Within your classrooms, a plethora of good students remain oblivious to their entrapment. Here are three specific traps I delve into extensively in my book, which will aid you in identifying these promising individuals amidst your student body:
The 80/20 Trap
The 80/20 Trap materializes when students’ misconstrued notions of learning, carried over from their high school experiences, clash with the realities of college-level education. This becomes evident when students rely solely on attending lectures, overlooking their personal responsibility in managing their learning process.
This trap typically surfaces within the initial weeks of the semester. For instance, I vividly recall visiting a study session at the University of California, San Diego, where students were collectively poring over their class notes. When I inquired about their subsequent plans, they appeared puzzled, believing they had completed their study session.
It’s crucial for students to grasp that validating and finishing class notes mark the start of their learning journey, not its culmination. College educators can help extricate students from this trap by making strategic adjustments to their course structure and resources, empowering students to embrace independent learning.
The Academic Myopia Trap
This trap involves cognitive narrow-mindedness, wherein students concentrate solely on absorbing course content, neglecting the cultivation of course learning outcomes. As an example, consider a student enrolled in a course named “Accounting for Decision Making.” This student might meticulously scrutinize corporate documents, like annual reports and financial statements, yet fail to grasp how to utilize these documents for making business decisions. Consequently, they fall short of achieving the desired outcome and inevitably underperform.
The Pseudowork Trap
Pseudowork deludes individuals into thinking they’re making progress, while their efforts eventually prove futile. Imagine dedicated nursing students meticulously filling whiteboards with copious information. Despite feeling productive as the hours tick away, their efforts yield disappointing grades. They have unwittingly succumbed to the pseudowork trap.
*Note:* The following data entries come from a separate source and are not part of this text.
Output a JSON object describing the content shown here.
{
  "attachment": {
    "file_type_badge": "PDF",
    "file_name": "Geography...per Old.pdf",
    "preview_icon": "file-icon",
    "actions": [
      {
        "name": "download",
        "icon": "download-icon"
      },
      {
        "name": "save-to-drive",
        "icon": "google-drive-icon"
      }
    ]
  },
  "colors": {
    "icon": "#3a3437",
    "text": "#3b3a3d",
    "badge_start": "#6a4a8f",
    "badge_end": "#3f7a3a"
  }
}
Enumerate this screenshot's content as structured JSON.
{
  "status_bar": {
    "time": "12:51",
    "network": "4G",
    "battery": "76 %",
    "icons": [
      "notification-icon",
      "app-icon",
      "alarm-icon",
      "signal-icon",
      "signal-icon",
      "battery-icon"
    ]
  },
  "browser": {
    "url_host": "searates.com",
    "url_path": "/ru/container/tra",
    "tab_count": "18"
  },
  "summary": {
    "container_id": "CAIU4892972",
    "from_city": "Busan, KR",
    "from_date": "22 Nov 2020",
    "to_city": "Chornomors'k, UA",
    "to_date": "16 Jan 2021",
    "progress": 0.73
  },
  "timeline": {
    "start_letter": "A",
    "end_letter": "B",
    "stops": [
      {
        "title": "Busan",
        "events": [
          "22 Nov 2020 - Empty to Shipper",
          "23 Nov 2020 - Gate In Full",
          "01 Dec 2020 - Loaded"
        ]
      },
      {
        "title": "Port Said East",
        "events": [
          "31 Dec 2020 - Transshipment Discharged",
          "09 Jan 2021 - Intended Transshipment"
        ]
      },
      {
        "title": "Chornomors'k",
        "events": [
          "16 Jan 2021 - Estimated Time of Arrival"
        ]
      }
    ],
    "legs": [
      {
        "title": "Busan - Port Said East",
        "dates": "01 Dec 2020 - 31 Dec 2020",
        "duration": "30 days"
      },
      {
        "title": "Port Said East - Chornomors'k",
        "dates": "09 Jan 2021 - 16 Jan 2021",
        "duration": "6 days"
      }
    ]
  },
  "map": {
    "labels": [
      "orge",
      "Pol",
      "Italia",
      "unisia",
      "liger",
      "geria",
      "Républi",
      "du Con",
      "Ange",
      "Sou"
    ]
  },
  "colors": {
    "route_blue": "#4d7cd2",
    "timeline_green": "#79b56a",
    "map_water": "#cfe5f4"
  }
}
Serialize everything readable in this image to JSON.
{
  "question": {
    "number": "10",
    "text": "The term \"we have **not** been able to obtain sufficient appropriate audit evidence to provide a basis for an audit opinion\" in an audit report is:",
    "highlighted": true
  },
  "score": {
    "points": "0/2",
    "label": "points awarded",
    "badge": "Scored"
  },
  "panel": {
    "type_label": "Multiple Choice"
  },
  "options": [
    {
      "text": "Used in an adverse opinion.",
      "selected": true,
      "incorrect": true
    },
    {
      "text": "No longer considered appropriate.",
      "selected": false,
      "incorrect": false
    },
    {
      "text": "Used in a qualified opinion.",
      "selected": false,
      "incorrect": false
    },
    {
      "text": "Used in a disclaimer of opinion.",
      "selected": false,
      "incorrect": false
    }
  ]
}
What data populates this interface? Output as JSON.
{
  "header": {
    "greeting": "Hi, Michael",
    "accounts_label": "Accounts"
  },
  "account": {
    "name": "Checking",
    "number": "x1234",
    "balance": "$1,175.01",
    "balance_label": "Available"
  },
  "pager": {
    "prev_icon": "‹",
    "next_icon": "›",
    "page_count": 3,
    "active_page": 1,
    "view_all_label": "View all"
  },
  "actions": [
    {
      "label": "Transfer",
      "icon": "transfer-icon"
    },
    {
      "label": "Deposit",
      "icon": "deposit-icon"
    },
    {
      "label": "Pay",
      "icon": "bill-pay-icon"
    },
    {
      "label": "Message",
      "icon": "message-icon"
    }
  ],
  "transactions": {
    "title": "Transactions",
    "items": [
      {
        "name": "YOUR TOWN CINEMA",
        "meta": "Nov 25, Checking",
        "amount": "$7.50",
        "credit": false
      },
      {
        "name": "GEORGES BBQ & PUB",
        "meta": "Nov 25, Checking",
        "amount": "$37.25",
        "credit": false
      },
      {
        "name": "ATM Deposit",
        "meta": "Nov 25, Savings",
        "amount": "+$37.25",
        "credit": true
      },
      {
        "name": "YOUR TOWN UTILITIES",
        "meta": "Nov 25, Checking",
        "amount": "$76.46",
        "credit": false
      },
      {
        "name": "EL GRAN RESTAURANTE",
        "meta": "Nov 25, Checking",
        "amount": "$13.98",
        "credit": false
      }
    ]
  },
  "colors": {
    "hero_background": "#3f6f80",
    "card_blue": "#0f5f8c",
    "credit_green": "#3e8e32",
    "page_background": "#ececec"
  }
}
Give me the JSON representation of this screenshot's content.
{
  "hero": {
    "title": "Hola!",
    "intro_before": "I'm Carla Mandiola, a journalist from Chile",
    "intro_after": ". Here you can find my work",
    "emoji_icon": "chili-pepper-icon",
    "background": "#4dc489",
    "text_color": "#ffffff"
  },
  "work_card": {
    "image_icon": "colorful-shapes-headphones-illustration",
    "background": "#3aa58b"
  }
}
Moreover, when students become ensnared in this trap, they inadvertently pull faculty members into it as well. Faculty might recognize the trap’s hold when they find themselves reteaching material or reviewing concepts during office hours. Despite the extra effort, they feel overwhelmed and undervalued.
By understanding these traps and their dynamics, educators can recalibrate their approaches, offering targeted interventions that liberate good students from their confines. In doing so, institutions can unlock the full potential of these students, fostering not only individual success but also driving broader positive transformations within the academic landscape.